Many courses at Georgetown University and other D.C. schools are piloting nClass, a smartphone app, developed by Georgetown alumnus Gaurav Malik (MBA ‘12), that aims to encourage classroom participation and help instructors log student attendance in class.

The app allows professors to give in-class quizzes, collect anonymous comprehension feedback, and organize classroom participation using a virtual hand-raise feature. Students can either indicate that they want to say something in the app, or write a comment or question in the app for the professor or their classmates to see.

nClass uses a smartphone’s GPS to track student attendance. Malik dismissed the possible privacy concerns such a function might have. “We are not following you around or tracking you,” he said. “If a particular student had concerns, they can not allow nClass access to GPS on their phone.” Professors can also choose to forgo the use of GPS to keep attendance in nClass.

Malik says that nClass is more than a competitor to devices such as the iClicker, which is used in many large introductory lecture classes at Georgetown. “Why should students carry that remote control-looking device in their backpack?” he said. “We are not just a clicker device; [quizzing] is one feature that we have.”

The app runs on the iOS and Android operating systems. Students without such smartphones can still use a web version of nClass to participate in classes using the app.

Malik says that because students do not need to buy proprietary hardware, nClass is a more economical solution. “Right now we are in pilot mode, so the app is free,” he said. “We would like to keep the app free for students and have the school pay a lump sum [for the service].”

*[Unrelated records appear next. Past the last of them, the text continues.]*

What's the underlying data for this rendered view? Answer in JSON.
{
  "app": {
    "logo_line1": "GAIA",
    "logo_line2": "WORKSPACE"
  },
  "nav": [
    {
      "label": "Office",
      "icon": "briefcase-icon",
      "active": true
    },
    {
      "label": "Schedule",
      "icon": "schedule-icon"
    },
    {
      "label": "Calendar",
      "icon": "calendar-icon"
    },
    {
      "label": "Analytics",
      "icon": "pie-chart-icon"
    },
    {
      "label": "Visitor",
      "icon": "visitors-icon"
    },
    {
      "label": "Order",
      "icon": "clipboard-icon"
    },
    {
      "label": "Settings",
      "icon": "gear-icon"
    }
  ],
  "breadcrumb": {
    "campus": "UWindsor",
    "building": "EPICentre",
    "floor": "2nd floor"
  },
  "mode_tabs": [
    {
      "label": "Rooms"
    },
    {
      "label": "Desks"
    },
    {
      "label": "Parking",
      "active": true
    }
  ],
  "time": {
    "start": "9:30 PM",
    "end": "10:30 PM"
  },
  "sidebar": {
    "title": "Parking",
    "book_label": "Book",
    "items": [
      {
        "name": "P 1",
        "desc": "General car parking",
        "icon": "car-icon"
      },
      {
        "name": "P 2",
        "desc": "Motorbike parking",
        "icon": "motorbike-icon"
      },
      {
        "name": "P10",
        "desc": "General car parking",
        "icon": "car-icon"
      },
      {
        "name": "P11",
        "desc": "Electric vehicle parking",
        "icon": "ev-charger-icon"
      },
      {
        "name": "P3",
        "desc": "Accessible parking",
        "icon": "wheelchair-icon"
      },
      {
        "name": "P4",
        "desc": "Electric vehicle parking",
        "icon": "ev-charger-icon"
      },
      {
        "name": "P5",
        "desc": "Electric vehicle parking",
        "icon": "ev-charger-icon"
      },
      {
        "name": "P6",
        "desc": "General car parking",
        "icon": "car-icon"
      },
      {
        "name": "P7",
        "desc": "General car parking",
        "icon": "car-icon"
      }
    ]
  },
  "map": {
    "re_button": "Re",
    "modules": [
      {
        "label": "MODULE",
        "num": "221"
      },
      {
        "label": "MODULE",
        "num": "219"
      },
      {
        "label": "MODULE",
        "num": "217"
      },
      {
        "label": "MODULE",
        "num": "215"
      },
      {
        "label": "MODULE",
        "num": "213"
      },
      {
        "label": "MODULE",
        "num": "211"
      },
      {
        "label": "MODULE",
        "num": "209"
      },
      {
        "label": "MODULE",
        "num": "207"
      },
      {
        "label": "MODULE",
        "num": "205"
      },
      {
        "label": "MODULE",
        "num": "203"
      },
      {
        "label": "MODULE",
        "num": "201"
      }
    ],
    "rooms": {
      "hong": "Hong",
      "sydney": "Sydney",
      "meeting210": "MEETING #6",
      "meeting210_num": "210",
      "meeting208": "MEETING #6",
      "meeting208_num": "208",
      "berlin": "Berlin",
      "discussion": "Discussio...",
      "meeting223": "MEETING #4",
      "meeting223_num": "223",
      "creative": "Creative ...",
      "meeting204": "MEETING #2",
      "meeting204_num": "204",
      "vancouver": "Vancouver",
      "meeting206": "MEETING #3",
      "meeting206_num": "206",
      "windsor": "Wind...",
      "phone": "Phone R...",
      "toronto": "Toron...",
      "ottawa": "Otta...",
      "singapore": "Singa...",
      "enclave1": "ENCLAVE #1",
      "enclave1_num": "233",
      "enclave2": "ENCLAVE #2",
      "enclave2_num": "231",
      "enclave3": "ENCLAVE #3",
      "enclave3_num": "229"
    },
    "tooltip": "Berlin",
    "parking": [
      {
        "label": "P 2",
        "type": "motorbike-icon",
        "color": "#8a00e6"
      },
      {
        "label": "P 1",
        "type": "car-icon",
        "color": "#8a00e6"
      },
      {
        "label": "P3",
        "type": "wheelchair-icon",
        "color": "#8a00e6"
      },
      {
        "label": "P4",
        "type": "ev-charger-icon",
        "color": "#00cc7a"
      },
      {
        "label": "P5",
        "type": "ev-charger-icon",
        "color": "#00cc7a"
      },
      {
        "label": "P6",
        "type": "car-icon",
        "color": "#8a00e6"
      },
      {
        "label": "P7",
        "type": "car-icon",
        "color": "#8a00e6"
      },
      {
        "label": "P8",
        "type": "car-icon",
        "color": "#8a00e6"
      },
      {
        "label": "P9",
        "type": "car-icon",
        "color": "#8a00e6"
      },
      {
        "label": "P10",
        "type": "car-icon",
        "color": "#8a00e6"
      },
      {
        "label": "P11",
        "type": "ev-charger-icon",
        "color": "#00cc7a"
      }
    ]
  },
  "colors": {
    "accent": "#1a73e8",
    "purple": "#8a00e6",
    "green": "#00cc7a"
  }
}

Rachel Barr, associate professor at Georgetown, participated in nClass’ pilot program last semester. “[Students] can use [their] laptop or cell phone and so are less likely to forget these items when they come to class,” she wrote in an email to the Voice.

nClass helps Barr formulate participation grades and facilitate discussions in her General Psychology class. “If students choose to post a photo [onto nClass], it helps me learn student names a bit more easily,” she said. “This is something that I find hard to do.”

In return, nClass collects feedback about their app. “The students and I requested things like longer text lines for longer questions and responses, summary reports of quiz answers, [the] ability to use a laptop [to] login [to nClass], which [they] built, and better online instructions and directions,” she wrote

Barr plans to continue participating in the pilot program this semester.